In one quick movement he took the gun from Billy’s head and put it to his own, pulling the trigger immediately, his brains splattering out the opposite side of his head. Billy screamed. As Mathias’s body collapsed, I leapt toward Billy and grabbed him out of the line of fire. Luke strode into the room, gun on Mathias, as I pulled the hysterical Billy into a hug. “It’s okay. It’s okay. It’s over. It’s over,” I whispered.
“I’m sorry. I’m sorry. I’m sorry,” Billy sobbed into my shoulder.
“You have nothing to be sorry about. You did good, sweetie. You did so good.” I kept petting his hair and looked over at our panting father. “You okay, Elliot?”
“He shot me. He shot me,” the man panted. “J-Judith? Maria?”
“Fine. They got out unharmed.”
“Th-Thank you,” my father said. “Thank you.”
“Thank Billy. He risked his life to call me. He’s the real hero here, asshole. And don’t you ever fucking forget that.”
Luke took Elliot’s arm to help him stand. “Come on.”
“You came. You saved me,” Billy whispered as I helped him out of the house.

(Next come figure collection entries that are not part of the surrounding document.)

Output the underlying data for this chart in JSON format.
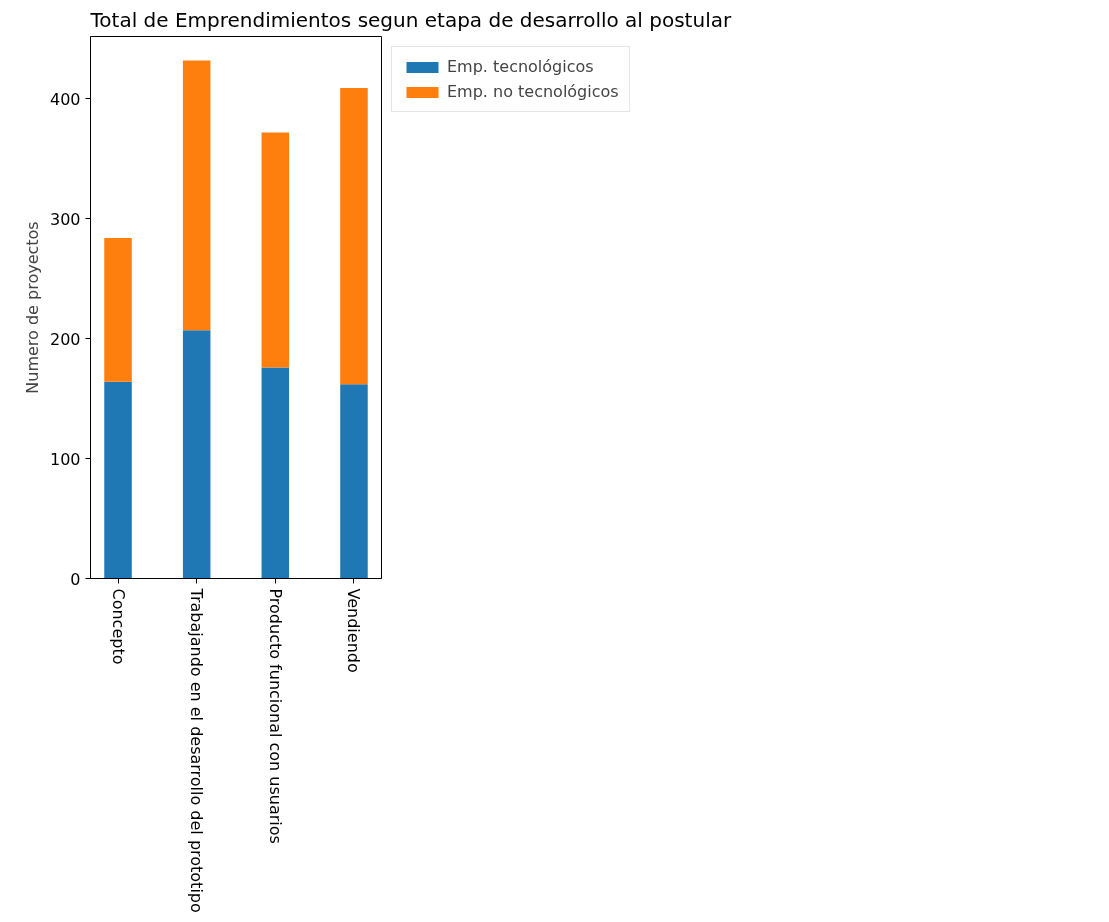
{
  "chart_data": {
    "type": "bar",
    "title": "Total de Emprendimientos segun etapa de desarrollo al postular",
    "ylabel": "Numero de proyectos",
    "categories": [
      "Concepto",
      "Trabajando en el desarrollo del prototipo",
      "Producto funcional con usuarios",
      "Vendiendo"
    ],
    "stacked": true,
    "series": [
      {
        "name": "Emp. tecnológicos",
        "color": "#1f77b4",
        "values": [
          164,
          207,
          176,
          162
        ]
      },
      {
        "name": "Emp. no tecnológicos",
        "color": "#ff7f0e",
        "values": [
          120,
          225,
          196,
          247
        ]
      }
    ],
    "ylim": [
      0,
      452
    ],
    "yticks": [
      0,
      100,
      200,
      300,
      400
    ],
    "grid": false,
    "legend": "right"
  }
}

“I told you I would. I always will. I love you, sweetie.”
“I love you too.”
As I stepped out of that house of horrors with my brother in my arms, I took a deep breath of the wonderful summer air and savored the moment. I didn’t care what Mathias said. We’d done it. We’d saved him. We’d saved them. We’d won. I looked back at Luke with a grateful smile. He smiled back. Better together. I turned back to my brother and kissed his forehead. Better together. Always. Forever.
Chapter 18
We really had to stop holding Ballard family reunions at the hospital. The last time we were all together in the same room was at my bedside after the attack; now it was at Billy’s. Even Gia was there. I called her and she rushed right over. He had no serious injuries, but he had a minor concussion and shock, so they wanted to keep him overnight to monitor him. I was going to have to write another book to cover all my family’s medical expenses. I’d gotten my ending at least, bittersweet, but an ending nonetheless.
The police and ambulance finally arrived at Grey Manor ten minutes later and brought everyone, including Betsy, to the hospital. She was the only one in handcuffs. In the days to come, we’d uncover that she was in on the cult con from the beginning. She and Megan were in charge of the trafficking, even telling the ambassadors where to go. Worse, she was even the one who made the dinner and lemonade laced with enough sedatives to kill a horse. Once Billy told the police that fact, she had no choice but to take a plea deal. Life in prison instead of the death penalty. The offer was mostly to save the families of the victims from enduring a trial and having all the sordid details of what went on in the cult revealed. She gave birth in prison to my niece and goddaughter Iris Grace eight months later and as I’d promised, she never saw the baby again. Billy and Gia raised the girl and eventually gave her a brother. But that night Betsy sat handcuffed to a gurney, sobbing her eyes out. When I passed her room and saw that, I almost felt sorry for her. Almost.